The required mechanics are addressed later, and, of course, there is enough opportunity as a class and with individual students to amplify or clarify the finer points. Here is the recorded component that I have added:
“Additionally, you will record yourself reading this essay, either directly into Canvas or as an uploaded audio file, and then submit a one and a half to two page essay describing your response to both the oral reading of and the listening to your own essay. So the written response will require you to record your reading and to listen to your recording.”
As a baseline, the students should at least hear to some degree the effectiveness of their prose, especially in regard to syntax and logical transitions, and perhaps also to diction.
But, for this first recorded assignment, the key to making this work as I want it to is the accompanying reflective essay. While they may gain some advantage in reading it aloud and further advantage in listening to their recording afterward, I believe that the best advantage will come from them critically thinking through writing about the whole experience.
To that end, I am working on a handout with a list of suggested questions or prompts that will require the students to describe how the experience has affected the ways they see their drafts, if not, in fact, their whole cycle of composition. For instance:
Describe what hearing your text felt like.
How easy or difficult was it for you to recite your draft? In either case, why do you think it was so?
As you listened to your recording, did you mark anything on your draft? Did any changes appear to be needed that you hadn’t noticed earlier?
As you read or listened to your draft, did you lose the thread of the argument? If so, what happened to cause this and how can you fix it?
How did the tone of your draft sound to you: didactic, preachy, informal, overly formal, conversational, accusatory, colloquial, angry, dry, or patronizing? Did it sound confident, open-minded, diplomatic, friendly, helpful, or informed?
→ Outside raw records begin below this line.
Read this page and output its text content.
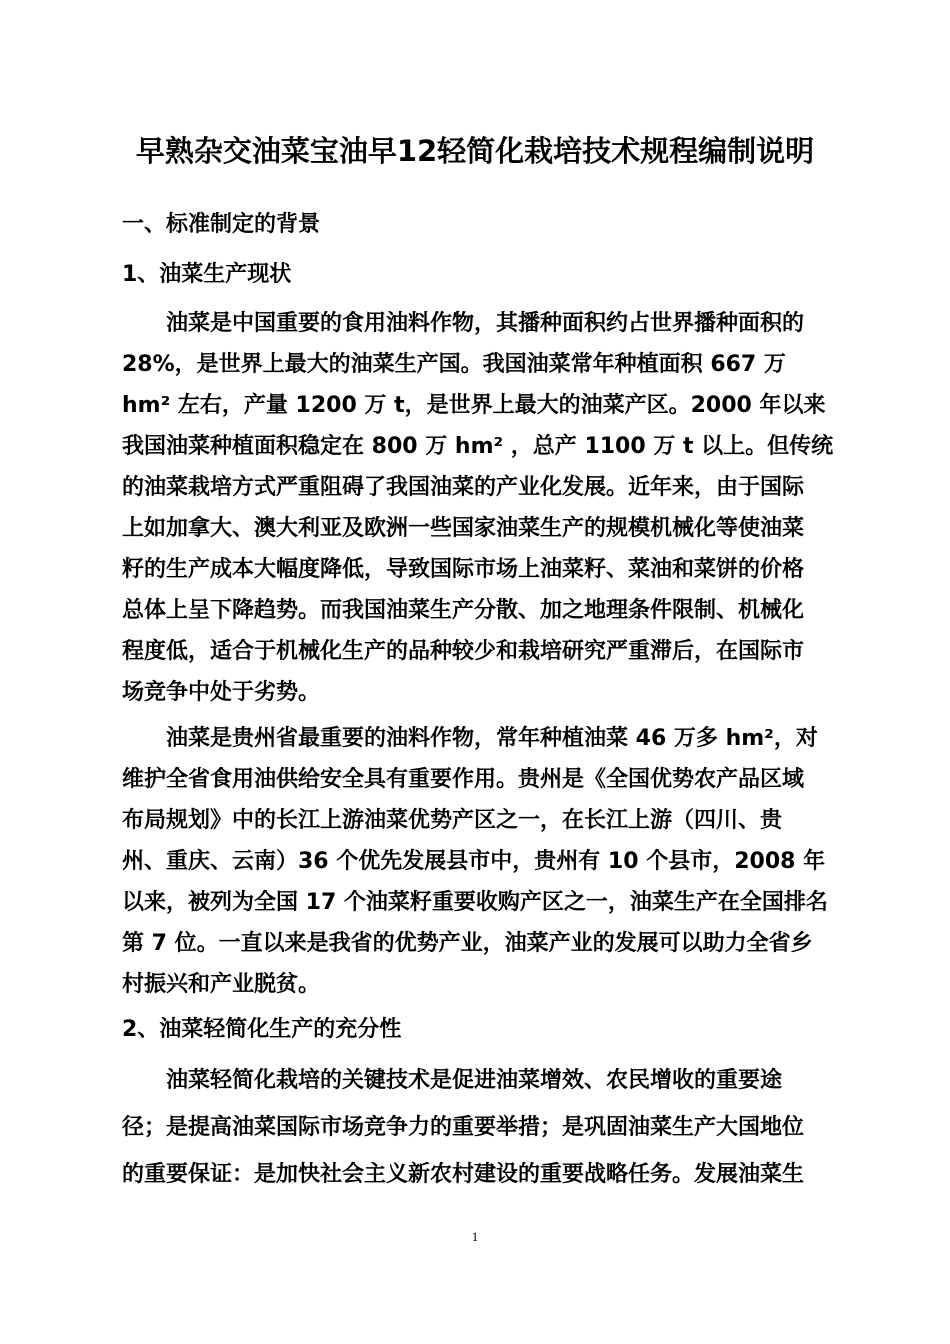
早熟杂交油菜宝油早12轻简化栽培技术规程编制说明
一、标准制定的背景
1、油菜生产现状
油菜是中国重要的食用油料作物，其播种面积约占世界播种面积的
28%，是世界上最大的油菜生产国。我国油菜常年种植面积 667 万
hm² 左右，产量 1200 万 t，是世界上最大的油菜产区。2000 年以来
我国油菜种植面积稳定在 800 万 hm² ，总产 1100 万 t 以上。但传统
的油菜栽培方式严重阻碍了我国油菜的产业化发展。近年来，由于国际
上如加拿大、澳大利亚及欧洲一些国家油菜生产的规模机械化等使油菜
籽的生产成本大幅度降低，导致国际市场上油菜籽、菜油和菜饼的价格
总体上呈下降趋势。而我国油菜生产分散、加之地理条件限制、机械化
程度低，适合于机械化生产的品种较少和栽培研究严重滞后，在国际市
场竞争中处于劣势。
油菜是贵州省最重要的油料作物，常年种植油菜 46 万多 hm²，对
维护全省食用油供给安全具有重要作用。贵州是《全国优势农产品区域
布局规划》中的长江上游油菜优势产区之一，在长江上游（四川、贵
州、重庆、云南）36 个优先发展县市中，贵州有 10 个县市，2008 年
以来，被列为全国 17 个油菜籽重要收购产区之一，油菜生产在全国排名
第 7 位。一直以来是我省的优势产业，油菜产业的发展可以助力全省乡
村振兴和产业脱贫。
2、油菜轻简化生产的充分性
油菜轻简化栽培的关键技术是促进油菜增效、农民增收的重要途
径；是提高油菜国际市场竞争力的重要举措；是巩固油菜生产大国地位
的重要保证：是加快社会主义新农村建设的重要战略任务。发展油菜生
1
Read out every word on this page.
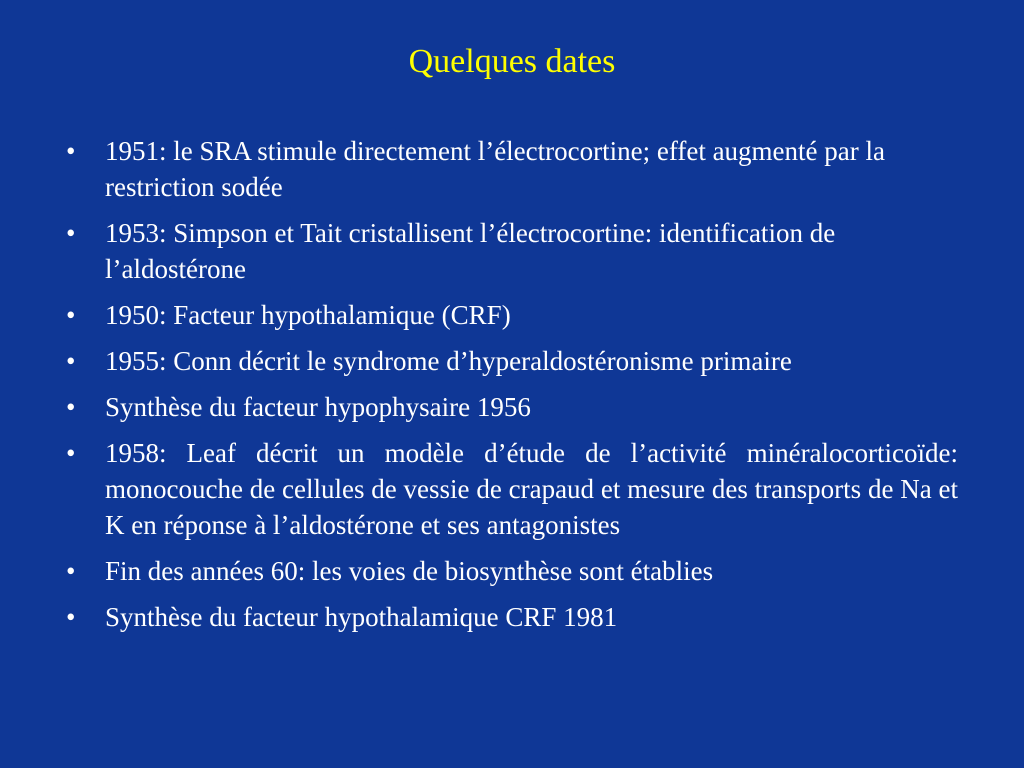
Quelques dates
•	1951: le SRA stimule directement l’électrocortine; effet augmenté par la restriction sodée
•	1953: Simpson et Tait cristallisent l’électrocortine: identification de l’aldostérone
•	1950: Facteur hypothalamique (CRF)
•	1955: Conn décrit le syndrome d’hyperaldostéronisme primaire
•	Synthèse du facteur hypophysaire 1956
•	1958: Leaf décrit un modèle d’étude de l’activité minéralocorticoïde: monocouche de cellules de vessie de crapaud et mesure des transports de Na et K en réponse à l’aldostérone et ses antagonistes
•	Fin des années 60: les voies de biosynthèse sont établies
•	Synthèse du facteur hypothalamique CRF 1981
How do you think other readers or listeners might respond emotionally or rationally to your argument as you hear it? Do you think you come across as honest and reliable?
How much do you think you sounded like yourself? Do you feel like you’ve managed to achieve a balance between an academic tone and your natural voice? What else might you do to find this balance in a way that satisfies you?
I will continue developing these questions, probably grouping them into sets addressing tone, comprehension, persuasiveness, or like categories. However, as the assignments grow more varied, and, in some cases, longer, I am, for now, limiting the recordings to opening and closing paragraphs. And, for now, I am not requiring other short reflective essays on the recording, which I’m afraid might be more repetitive than not. I will, however, suggest that in their final reflective essay at semester’s end, they may want to include commentary on the recorded element of their work, or they may even want to introduce an audio recording as one of their required artifacts in their eportfolio.